Finance: Investors from Qatar are taking over Luxembourg’s KBL Private Bank, while the finance minister confirms Qatar’s state investment fund is buying BIL.
Luc Frieden confirmed that QIA would acquire a majority stake in BIL from troubled Dexia Group and the Luxembourg state a minority share during a press conference on Monday. Financial terms are still being discussed and will only be announced at the end of the two-week exclusive negotiation period that ends on October 24.
“The sale of BIL is in the national interest, because it is a systemic bank,” the finance minister explained. The Luxembourg government would not be allowed under European competition law to wholly takeover BIL, as the Grand Duchy already owns 100 percent of BCEE and one-third of BGL BNP Paribas.
Driven by the sovereign debt crisis, Dexia Group is being forced to sell its profitable operations as part of a bailout by the Belgian, French and Luxembourg governments. However, BIL customer “deposits are 100 percent safe, I would even say 200 percent,” Frieden stressed.
Dexia company flags were already in the process of being removed from the front of BIL’s route d’Esch headquarters by the time Frieden met with the media (photo).
In related news, Precision Capital--a Luxembourg firm controlled by Qatari investors--agreed to purchase KBL, the profitable private banking and life insurance unit of KBC, for just over one billion euro.
The sale of KBL was required by the European Commission when the Belgian state bailed-out KBC in 2008. Earlier this year, financial regulators rejected a proposed bid by India’s Hinduja to take over the Luxembourg-based subsidiary.
KBL had 47 billion euro in assets under management at the end of June and will continue to be based in Luxembourg, the company said in a statement. The firms hope to receive regulatory approval during the first quarter of 2012.
Qataris under scrutiny
Last week the socialist political party déi Lénk issued a critique against continued Qatari investment in key Luxembourg industries. The party asked why the government could not find Luxembourg buyers for BIL. The sale was part of what déi Lénk called the “Mittalisation” of the Grand Duchy’s economy, a reference to the Indian steel giant Mittal’s takeover of Arcelor.
Over the summer, Qatar Airways--also controlled by the QIA and members of Qatar’s royal family--bought 35 percent of Cargolux. In recent years, the Qatari fund has taken notable stakes in German carmakers Porsche and Volkswagen, Spanish utility Iberdrola, British retailer Harrods, and financial firms Agricultural Bank of China, Barclays and Santander, as well as Greece’s two largest banks.
The QIA is reportedly worth 70 billion US dollars.
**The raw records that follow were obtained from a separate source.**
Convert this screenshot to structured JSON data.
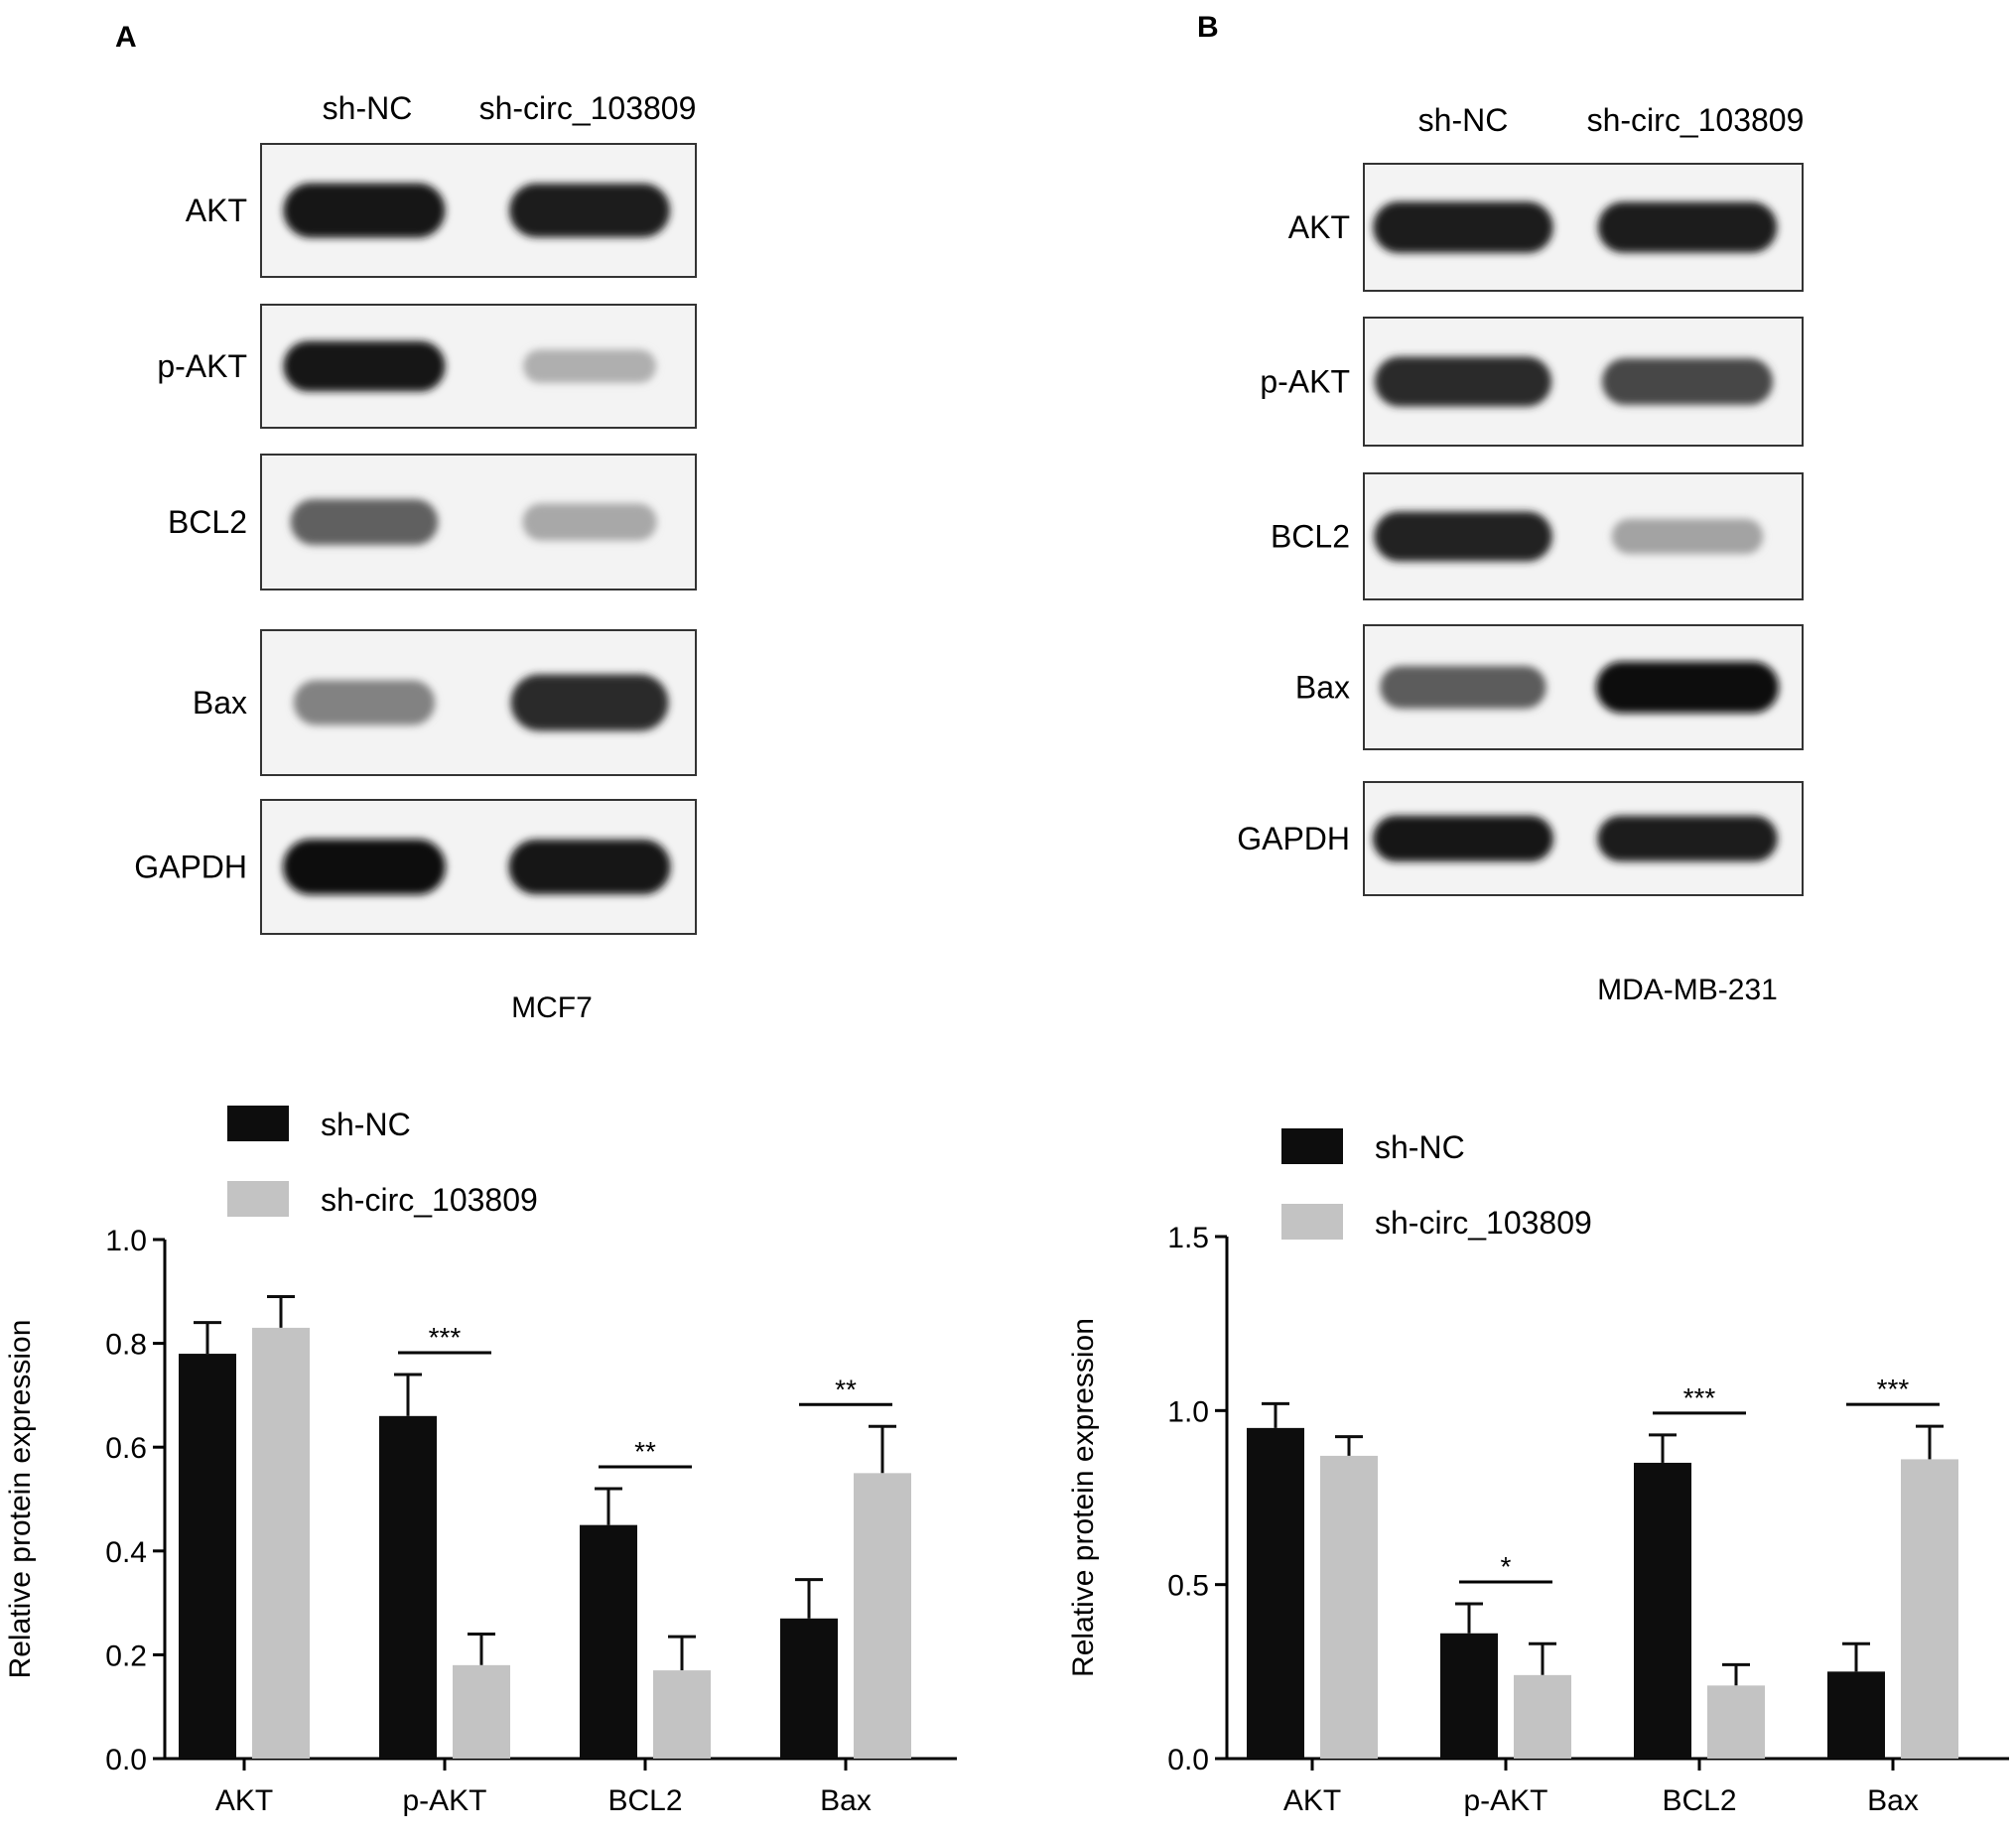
{
  "panels": [
    {
      "letter": "A",
      "cell_line": "MCF7",
      "lanes": [
        "sh-NC",
        "sh-circ_103809"
      ],
      "bands": [
        {
          "label": "AKT",
          "intensity": [
            0.95,
            0.92
          ]
        },
        {
          "label": "p-AKT",
          "intensity": [
            0.95,
            0.25
          ]
        },
        {
          "label": "BCL2",
          "intensity": [
            0.6,
            0.28
          ]
        },
        {
          "label": "Bax",
          "intensity": [
            0.45,
            0.85
          ]
        },
        {
          "label": "GAPDH",
          "intensity": [
            0.97,
            0.95
          ]
        }
      ]
    },
    {
      "letter": "B",
      "cell_line": "MDA-MB-231",
      "lanes": [
        "sh-NC",
        "sh-circ_103809"
      ],
      "bands": [
        {
          "label": "AKT",
          "intensity": [
            0.92,
            0.9
          ]
        },
        {
          "label": "p-AKT",
          "intensity": [
            0.85,
            0.72
          ]
        },
        {
          "label": "BCL2",
          "intensity": [
            0.88,
            0.3
          ]
        },
        {
          "label": "Bax",
          "intensity": [
            0.62,
            0.98
          ]
        },
        {
          "label": "GAPDH",
          "intensity": [
            0.93,
            0.92
          ]
        }
      ]
    }
  ],
  "colors": {
    "sh_nc": "#0d0d0d",
    "sh_circ": "#c3c3c3",
    "blot_bg": "#f3f3f3"
  },
  "chart_data": [
    {
      "type": "bar",
      "categories": [
        "AKT",
        "p-AKT",
        "BCL2",
        "Bax"
      ],
      "series": [
        {
          "name": "sh-NC",
          "values": [
            0.78,
            0.66,
            0.45,
            0.27
          ],
          "errors": [
            0.06,
            0.08,
            0.07,
            0.075
          ]
        },
        {
          "name": "sh-circ_103809",
          "values": [
            0.83,
            0.18,
            0.17,
            0.55
          ],
          "errors": [
            0.06,
            0.06,
            0.065,
            0.09
          ]
        }
      ],
      "ylabel": "Relative protein expression",
      "ylim": [
        0,
        1.0
      ],
      "yticks": [
        "0.0",
        "0.2",
        "0.4",
        "0.6",
        "0.8",
        "1.0"
      ],
      "legend": "top-left",
      "significance": [
        "",
        "***",
        "**",
        "**"
      ],
      "grid": false
    },
    {
      "type": "bar",
      "categories": [
        "AKT",
        "p-AKT",
        "BCL2",
        "Bax"
      ],
      "series": [
        {
          "name": "sh-NC",
          "values": [
            0.95,
            0.36,
            0.85,
            0.25
          ],
          "errors": [
            0.07,
            0.085,
            0.08,
            0.08
          ]
        },
        {
          "name": "sh-circ_103809",
          "values": [
            0.87,
            0.24,
            0.21,
            0.86
          ],
          "errors": [
            0.055,
            0.09,
            0.06,
            0.095
          ]
        }
      ],
      "ylabel": "Relative protein expression",
      "ylim": [
        0,
        1.5
      ],
      "yticks": [
        "0.0",
        "0.5",
        "1.0",
        "1.5"
      ],
      "legend": "top-left",
      "significance": [
        "",
        "*",
        "***",
        "***"
      ],
      "grid": false
    }
  ]
}
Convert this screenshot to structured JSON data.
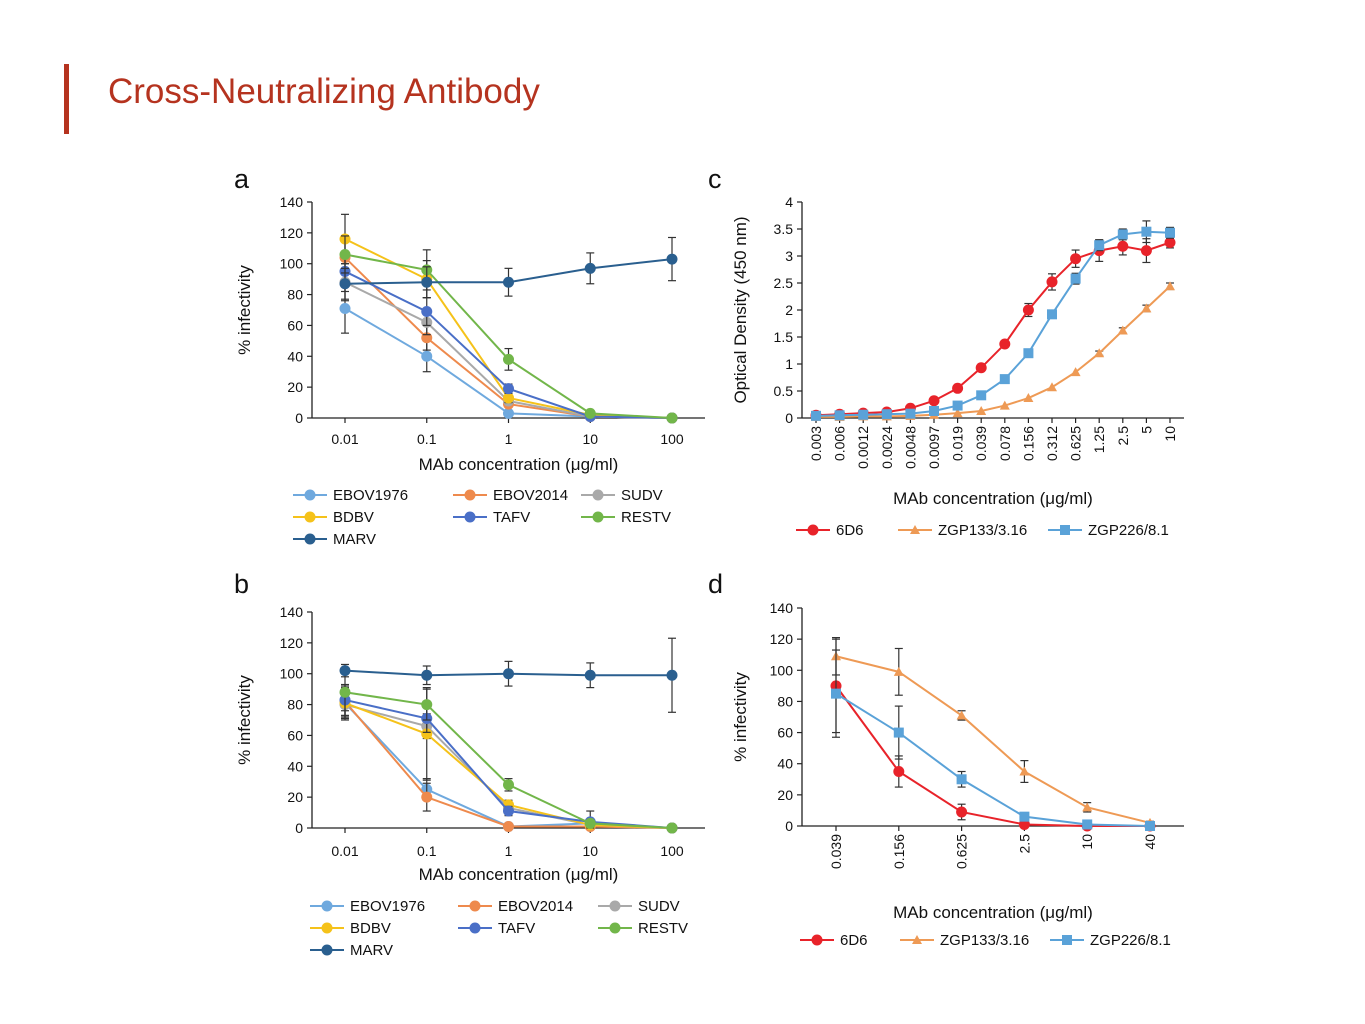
{
  "slide": {
    "title": "Cross-Neutralizing Antibody"
  },
  "colors": {
    "EBOV1976": "#6fa9de",
    "EBOV2014": "#ee8a4d",
    "SUDV": "#a9a9a9",
    "BDBV": "#f5c21a",
    "TAFV": "#4a6fc7",
    "RESTV": "#72b64a",
    "MARV": "#2a5f8f",
    "6D6": "#e8232a",
    "ZGP133/3.16": "#ee9a55",
    "ZGP226/8.1": "#5aa2d8",
    "title": "#b5331f"
  },
  "chart_data": [
    {
      "panel": "a",
      "type": "line",
      "x": [
        "0.01",
        "0.1",
        "1",
        "10",
        "100"
      ],
      "ylabel": "% infectivity",
      "xlabel": "MAb concentration (μg/ml)",
      "ylim": [
        0,
        140
      ],
      "yticks": [
        0,
        20,
        40,
        60,
        80,
        100,
        120,
        140
      ],
      "legend": {
        "columns": 3
      },
      "series": [
        {
          "name": "EBOV1976",
          "values": [
            71,
            40,
            3,
            1,
            0
          ],
          "errors": [
            16,
            10,
            2,
            1,
            1
          ]
        },
        {
          "name": "EBOV2014",
          "values": [
            104,
            52,
            9,
            1,
            0
          ],
          "errors": [
            14,
            8,
            2,
            1,
            1
          ]
        },
        {
          "name": "SUDV",
          "values": [
            88,
            62,
            11,
            1,
            0
          ],
          "errors": [
            12,
            8,
            2,
            1,
            1
          ]
        },
        {
          "name": "BDBV",
          "values": [
            116,
            90,
            13,
            2,
            0
          ],
          "errors": [
            16,
            12,
            3,
            1,
            1
          ]
        },
        {
          "name": "TAFV",
          "values": [
            95,
            69,
            19,
            1,
            0
          ],
          "errors": [
            13,
            9,
            3,
            1,
            1
          ]
        },
        {
          "name": "RESTV",
          "values": [
            106,
            96,
            38,
            3,
            0
          ],
          "errors": [
            12,
            13,
            7,
            1,
            1
          ]
        },
        {
          "name": "MARV",
          "values": [
            87,
            88,
            88,
            97,
            103
          ],
          "errors": [
            10,
            10,
            9,
            10,
            14
          ]
        }
      ]
    },
    {
      "panel": "b",
      "type": "line",
      "x": [
        "0.01",
        "0.1",
        "1",
        "10",
        "100"
      ],
      "ylabel": "% infectivity",
      "xlabel": "MAb concentration (μg/ml)",
      "ylim": [
        0,
        140
      ],
      "yticks": [
        0,
        20,
        40,
        60,
        80,
        100,
        120,
        140
      ],
      "legend": {
        "columns": 3
      },
      "series": [
        {
          "name": "EBOV1976",
          "values": [
            81,
            25,
            1,
            3,
            0
          ],
          "errors": [
            10,
            7,
            1,
            2,
            1
          ]
        },
        {
          "name": "EBOV2014",
          "values": [
            82,
            20,
            1,
            1,
            0
          ],
          "errors": [
            10,
            9,
            1,
            1,
            1
          ]
        },
        {
          "name": "SUDV",
          "values": [
            80,
            66,
            13,
            2,
            0
          ],
          "errors": [
            10,
            8,
            3,
            1,
            1
          ]
        },
        {
          "name": "BDBV",
          "values": [
            81,
            61,
            15,
            2,
            0
          ],
          "errors": [
            10,
            30,
            3,
            1,
            1
          ]
        },
        {
          "name": "TAFV",
          "values": [
            83,
            71,
            11,
            4,
            0
          ],
          "errors": [
            10,
            9,
            3,
            7,
            1
          ]
        },
        {
          "name": "RESTV",
          "values": [
            88,
            80,
            28,
            3,
            0
          ],
          "errors": [
            12,
            10,
            4,
            1,
            1
          ]
        },
        {
          "name": "MARV",
          "values": [
            102,
            99,
            100,
            99,
            99
          ],
          "errors": [
            4,
            6,
            8,
            8,
            24
          ]
        }
      ]
    },
    {
      "panel": "c",
      "type": "line",
      "x": [
        "0.003",
        "0.006",
        "0.0012",
        "0.0024",
        "0.0048",
        "0.0097",
        "0.019",
        "0.039",
        "0.078",
        "0.156",
        "0.312",
        "0.625",
        "1.25",
        "2.5",
        "5",
        "10"
      ],
      "ylabel": "Optical Density (450 nm)",
      "xlabel": "MAb concentration (μg/ml)",
      "ylim": [
        0,
        4
      ],
      "yticks": [
        "0",
        "0.5",
        "1",
        "1.5",
        "2",
        "2.5",
        "3",
        "3.5",
        "4"
      ],
      "legend": {
        "columns": 3
      },
      "series": [
        {
          "name": "6D6",
          "marker": "circle",
          "values": [
            0.05,
            0.07,
            0.09,
            0.11,
            0.18,
            0.32,
            0.55,
            0.93,
            1.37,
            2.0,
            2.52,
            2.95,
            3.1,
            3.18,
            3.1,
            3.25
          ],
          "errors": [
            0,
            0,
            0,
            0,
            0,
            0,
            0,
            0,
            0.05,
            0.12,
            0.15,
            0.16,
            0.2,
            0.16,
            0.22,
            0.1
          ]
        },
        {
          "name": "ZGP133/3.16",
          "marker": "triangle",
          "values": [
            0.02,
            0.02,
            0.03,
            0.03,
            0.04,
            0.06,
            0.09,
            0.13,
            0.23,
            0.37,
            0.57,
            0.85,
            1.2,
            1.62,
            2.03,
            2.44
          ],
          "errors": [
            0,
            0,
            0,
            0,
            0,
            0,
            0,
            0,
            0,
            0,
            0,
            0,
            0.04,
            0.05,
            0.06,
            0.06
          ]
        },
        {
          "name": "ZGP226/8.1",
          "marker": "square",
          "values": [
            0.04,
            0.05,
            0.06,
            0.07,
            0.08,
            0.13,
            0.23,
            0.42,
            0.72,
            1.2,
            1.92,
            2.58,
            3.2,
            3.4,
            3.45,
            3.43
          ],
          "errors": [
            0,
            0,
            0,
            0,
            0,
            0,
            0,
            0,
            0,
            0,
            0,
            0.1,
            0.1,
            0.1,
            0.2,
            0.1
          ]
        }
      ]
    },
    {
      "panel": "d",
      "type": "line",
      "x": [
        "0.039",
        "0.156",
        "0.625",
        "2.5",
        "10",
        "40"
      ],
      "ylabel": "% infectivity",
      "xlabel": "MAb concentration (μg/ml)",
      "ylim": [
        0,
        140
      ],
      "yticks": [
        0,
        20,
        40,
        60,
        80,
        100,
        120,
        140
      ],
      "legend": {
        "columns": 3
      },
      "series": [
        {
          "name": "6D6",
          "marker": "circle",
          "values": [
            90,
            35,
            9,
            1,
            0,
            0
          ],
          "errors": [
            30,
            10,
            5,
            1,
            1,
            1
          ]
        },
        {
          "name": "ZGP133/3.16",
          "marker": "triangle",
          "values": [
            109,
            99,
            71,
            35,
            12,
            2
          ],
          "errors": [
            12,
            15,
            3,
            7,
            3,
            1
          ]
        },
        {
          "name": "ZGP226/8.1",
          "marker": "square",
          "values": [
            85,
            60,
            30,
            6,
            1,
            0
          ],
          "errors": [
            28,
            17,
            5,
            2,
            1,
            1
          ]
        }
      ]
    }
  ]
}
However financial analysts say Qatari and other Gulf investors are unlikely to have a big impact on European banks in the long-term. “Not even Qatar’s pockets are deep enough to really throw meaningful capital at the European financial system,” Rachel Ziemba, director at Roubini Global Economics in London, told Reuters.
More to come?
Qatari interest in Luxembourg “comes as no surprise” given the Grand Duchy’s recent relationship-building efforts, Luc Frieden told the press. The Cargolux deal is leading to new air passenger service between Findel and the Asia via Doha, which will only aid in helping grow links between Luxembourg’s financial centre and emerging Asian economies, he said.
The AP news agency separately reported that Qatar Airways will start cargo service between Doha and Atlanta, Houston and Toronto in November, with the jets stopping at Cargolux’s centre in Luxembourg.